Passaram por aqui ... ;*

quarta-feira, abril 29, 2015

Qualquer lugar é lugar para lembrar.

Eu estava lá, sentada no chão frio daquele quarto, cheio de móveis espalhados ao meu redor. Depois de 30 minutos, sentada no mesmo lugar fui perdendo a imagens daquelas peças que me rodeavam enquanto eu passava o tempo olhando o celular até que, encontrei alguém que dizia algo sobre: "a doença de não saber amar" e o quarto foi tomado por uma áurea de dor inexplicável, cada parte do meu corpo amou aquela pessoa um dia e a ver confessar tão serenamente nunca ter amado partiu meu coração (mais uma vez). 
Como assim, perdi tanto tempo doando algo a alguém que mal conseguia dimensionar o que tinha nas mãos(?!). O meu coração disparou naquele momento e sagrou o pouco do amor que ainda tinha. 
Eu estava lá, sentada no espaço branco, colocando peças no que eu já nem me lembrava mais. Sentindo uma dorzinha por algo que já tinha decidido esquecer. Lembrando de cada conselho e noite perdida, escutando e apoiando aquele rapaz, ele me parecia tão frágil e eu deixei meu coração cultivar por ele o melhor remédio de todos. Modéstia parte, eu mostrei aquele moço do que o amor de verdade é capaz, que o amor vai além. Dediquei-me a aprender toda forma de amor para fazer alguém feliz (eu nunca tinha "amado" antes). O que eu não sabia é que o meu amor de nada havia valido. 
Aqui estou eu, não mais sentada naquele quarto, não mais rodeada por móveis ou lembranças, mas certa de que fiz o que pude, certa de que me permiti ser o que qualquer outra pessoa jamais será (isso soara como egoísmo ou despretensão, mas não é).  Aquilo tudo se desfez com aquela ultima gotinha de amor que caiu no chão daquele quarto e em todas as outras lágrimas que caíram naquela noite, enquanto me prometia nunca mais olhar para trás, tudo isso por alguém que tranquilamente declara: Não saber amar. 












P.S.: O texto realmente foi escrito no chão de um quarto branco e terminou em uma sala fria, da faculdade. Acabei de ganhar 10 minutos de atraso da próxima aula. 
P.S.2: Não me arrependo :)     

Por: Bianca Reis, que decidiu declarar seu amor sempre que ele existir.

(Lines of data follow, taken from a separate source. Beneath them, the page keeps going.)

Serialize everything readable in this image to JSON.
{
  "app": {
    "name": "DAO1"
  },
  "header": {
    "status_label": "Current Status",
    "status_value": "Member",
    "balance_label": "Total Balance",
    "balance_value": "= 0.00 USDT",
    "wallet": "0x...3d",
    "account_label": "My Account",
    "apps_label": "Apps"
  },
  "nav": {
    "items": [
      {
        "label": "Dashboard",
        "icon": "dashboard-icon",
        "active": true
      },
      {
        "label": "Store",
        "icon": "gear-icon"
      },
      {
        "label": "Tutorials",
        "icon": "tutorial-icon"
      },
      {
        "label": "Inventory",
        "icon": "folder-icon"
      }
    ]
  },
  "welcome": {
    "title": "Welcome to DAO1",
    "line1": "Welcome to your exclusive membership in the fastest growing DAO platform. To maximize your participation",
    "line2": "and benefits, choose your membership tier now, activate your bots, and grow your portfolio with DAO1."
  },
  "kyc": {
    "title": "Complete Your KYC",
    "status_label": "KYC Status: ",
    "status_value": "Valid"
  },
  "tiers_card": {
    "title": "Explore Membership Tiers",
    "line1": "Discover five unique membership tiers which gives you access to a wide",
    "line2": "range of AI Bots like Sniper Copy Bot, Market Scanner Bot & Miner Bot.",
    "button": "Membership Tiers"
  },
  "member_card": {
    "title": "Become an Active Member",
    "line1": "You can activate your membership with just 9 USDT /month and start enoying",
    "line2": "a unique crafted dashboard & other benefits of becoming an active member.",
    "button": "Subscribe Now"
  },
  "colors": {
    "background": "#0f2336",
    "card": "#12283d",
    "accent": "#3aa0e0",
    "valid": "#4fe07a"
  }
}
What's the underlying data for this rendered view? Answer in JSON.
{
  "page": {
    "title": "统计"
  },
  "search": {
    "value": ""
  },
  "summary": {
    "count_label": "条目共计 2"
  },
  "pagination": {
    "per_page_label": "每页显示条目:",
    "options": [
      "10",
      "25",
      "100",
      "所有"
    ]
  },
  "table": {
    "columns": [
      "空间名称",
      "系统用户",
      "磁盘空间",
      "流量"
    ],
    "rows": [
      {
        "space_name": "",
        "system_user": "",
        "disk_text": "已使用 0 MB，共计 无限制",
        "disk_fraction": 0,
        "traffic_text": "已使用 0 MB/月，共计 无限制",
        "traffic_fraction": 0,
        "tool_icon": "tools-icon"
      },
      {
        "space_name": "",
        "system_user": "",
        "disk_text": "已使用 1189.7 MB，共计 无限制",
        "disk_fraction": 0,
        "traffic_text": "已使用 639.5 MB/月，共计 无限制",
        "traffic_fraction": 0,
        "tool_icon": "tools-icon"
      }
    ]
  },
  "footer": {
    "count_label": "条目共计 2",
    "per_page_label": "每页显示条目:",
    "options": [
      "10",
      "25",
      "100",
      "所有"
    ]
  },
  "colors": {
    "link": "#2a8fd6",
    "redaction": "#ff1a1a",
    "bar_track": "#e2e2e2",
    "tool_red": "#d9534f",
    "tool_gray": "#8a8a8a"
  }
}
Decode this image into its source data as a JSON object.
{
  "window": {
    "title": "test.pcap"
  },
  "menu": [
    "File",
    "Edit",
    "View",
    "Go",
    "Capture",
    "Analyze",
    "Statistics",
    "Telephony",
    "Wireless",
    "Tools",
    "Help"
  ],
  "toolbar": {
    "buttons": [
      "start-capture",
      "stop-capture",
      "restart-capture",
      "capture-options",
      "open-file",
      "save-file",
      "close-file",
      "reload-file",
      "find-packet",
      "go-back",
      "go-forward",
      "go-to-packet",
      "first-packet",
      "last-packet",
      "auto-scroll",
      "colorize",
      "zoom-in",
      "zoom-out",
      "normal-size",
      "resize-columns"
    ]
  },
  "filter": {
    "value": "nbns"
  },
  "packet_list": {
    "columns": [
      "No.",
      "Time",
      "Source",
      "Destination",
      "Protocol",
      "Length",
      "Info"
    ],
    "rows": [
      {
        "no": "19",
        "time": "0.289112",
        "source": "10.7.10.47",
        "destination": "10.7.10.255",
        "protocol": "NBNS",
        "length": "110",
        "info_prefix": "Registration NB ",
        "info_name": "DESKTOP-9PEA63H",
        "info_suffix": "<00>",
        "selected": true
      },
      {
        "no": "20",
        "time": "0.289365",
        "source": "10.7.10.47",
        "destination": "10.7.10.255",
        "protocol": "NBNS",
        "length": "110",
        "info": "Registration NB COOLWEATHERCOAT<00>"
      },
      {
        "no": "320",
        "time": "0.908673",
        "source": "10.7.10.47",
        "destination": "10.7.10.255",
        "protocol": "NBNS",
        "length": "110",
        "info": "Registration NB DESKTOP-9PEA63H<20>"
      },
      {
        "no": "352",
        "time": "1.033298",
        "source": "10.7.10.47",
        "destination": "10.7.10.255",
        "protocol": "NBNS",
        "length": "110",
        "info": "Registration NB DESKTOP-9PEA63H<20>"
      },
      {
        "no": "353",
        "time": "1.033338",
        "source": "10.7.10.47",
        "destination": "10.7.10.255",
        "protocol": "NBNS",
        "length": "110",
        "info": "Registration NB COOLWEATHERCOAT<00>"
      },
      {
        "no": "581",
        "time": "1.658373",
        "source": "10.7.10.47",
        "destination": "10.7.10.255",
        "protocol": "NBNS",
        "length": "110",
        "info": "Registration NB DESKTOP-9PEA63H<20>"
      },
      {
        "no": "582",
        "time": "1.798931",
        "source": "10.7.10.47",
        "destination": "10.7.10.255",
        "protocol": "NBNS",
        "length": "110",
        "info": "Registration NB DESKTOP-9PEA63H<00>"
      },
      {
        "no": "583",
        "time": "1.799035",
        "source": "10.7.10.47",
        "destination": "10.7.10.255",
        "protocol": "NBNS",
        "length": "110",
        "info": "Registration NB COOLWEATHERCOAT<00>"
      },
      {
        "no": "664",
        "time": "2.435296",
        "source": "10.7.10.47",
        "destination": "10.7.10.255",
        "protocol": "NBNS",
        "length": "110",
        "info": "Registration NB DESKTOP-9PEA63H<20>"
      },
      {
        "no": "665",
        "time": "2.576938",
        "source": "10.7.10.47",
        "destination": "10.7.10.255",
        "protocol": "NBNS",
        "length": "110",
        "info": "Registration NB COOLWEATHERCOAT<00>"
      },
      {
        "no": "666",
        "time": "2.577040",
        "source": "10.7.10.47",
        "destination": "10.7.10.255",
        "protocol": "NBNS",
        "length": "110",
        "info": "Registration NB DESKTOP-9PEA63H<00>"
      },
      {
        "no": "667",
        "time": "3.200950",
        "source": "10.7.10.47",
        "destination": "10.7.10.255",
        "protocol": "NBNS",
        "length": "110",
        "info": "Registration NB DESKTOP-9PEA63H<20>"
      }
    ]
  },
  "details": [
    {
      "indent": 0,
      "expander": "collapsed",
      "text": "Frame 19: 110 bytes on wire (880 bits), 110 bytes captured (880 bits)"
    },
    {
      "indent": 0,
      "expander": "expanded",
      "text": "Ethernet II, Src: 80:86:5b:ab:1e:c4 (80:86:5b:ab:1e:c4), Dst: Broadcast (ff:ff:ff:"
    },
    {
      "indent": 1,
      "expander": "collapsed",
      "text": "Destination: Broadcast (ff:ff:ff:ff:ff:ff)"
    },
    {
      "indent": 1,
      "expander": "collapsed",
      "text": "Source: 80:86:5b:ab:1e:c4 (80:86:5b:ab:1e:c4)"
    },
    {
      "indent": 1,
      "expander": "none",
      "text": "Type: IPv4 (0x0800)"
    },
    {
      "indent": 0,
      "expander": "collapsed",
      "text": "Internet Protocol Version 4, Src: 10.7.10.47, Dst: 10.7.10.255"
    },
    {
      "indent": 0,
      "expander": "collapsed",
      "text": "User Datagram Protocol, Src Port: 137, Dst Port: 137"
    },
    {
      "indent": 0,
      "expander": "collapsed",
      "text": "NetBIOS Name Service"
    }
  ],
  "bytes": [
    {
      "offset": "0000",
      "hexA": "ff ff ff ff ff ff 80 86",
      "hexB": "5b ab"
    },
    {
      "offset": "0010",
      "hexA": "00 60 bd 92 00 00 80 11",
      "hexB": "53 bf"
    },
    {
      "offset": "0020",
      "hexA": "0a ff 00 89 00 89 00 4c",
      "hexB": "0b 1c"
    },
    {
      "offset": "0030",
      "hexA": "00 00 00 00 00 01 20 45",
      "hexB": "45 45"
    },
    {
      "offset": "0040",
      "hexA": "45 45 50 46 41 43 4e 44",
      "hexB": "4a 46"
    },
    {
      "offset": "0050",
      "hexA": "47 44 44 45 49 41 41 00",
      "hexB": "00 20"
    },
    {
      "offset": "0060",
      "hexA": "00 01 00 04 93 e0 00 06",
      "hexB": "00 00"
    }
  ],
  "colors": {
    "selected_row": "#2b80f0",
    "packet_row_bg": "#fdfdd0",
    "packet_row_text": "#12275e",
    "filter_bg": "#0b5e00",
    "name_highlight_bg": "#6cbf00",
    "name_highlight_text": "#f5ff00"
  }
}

quarta-feira, abril 15, 2015

RECOMECEMOS ENTÃO!

Nunca sabemos de fato como é recomeçar até que realmente recomeçamos. É estranho sentir aquilo que prometemos fielmente a nosso coração que jamais sentiríamos outra vez. Enxergamos verdade no que fazemos, confiamos no que escolhemos. Nós quando recomeçamos nos permitimos, permitimos que o nosso coração sinta o que de fato é preciso sentir, sem magoas nem rancores: só sentimos. O que passou deixa de importar o que doeu deixa de fazer sentido, simplesmente já não há mais espaço para o que passou o presente é mais forte, mais sincero e verdadeiro.

Fiz alguns testes nos últimos dias, testei não apontar antes de analisar, só ouvi e compreendi. Foi impossível não criar as minhas versões sobre o que ouvi (eu sou uma criadora intensa demais para não imaginar as coisas do meu jeito rs'), mas ainda assim decidi acredita no que me foi dito. Acreditei.
Sinceramente? Gostei de acreditar. Gostei de aceitar as pessoas e seus erros e perceber que eu posso errar também, e melhor, errar e ser aceita. Gostei de me permitir. E vou continuar gostando de quem tenho me permitido ser.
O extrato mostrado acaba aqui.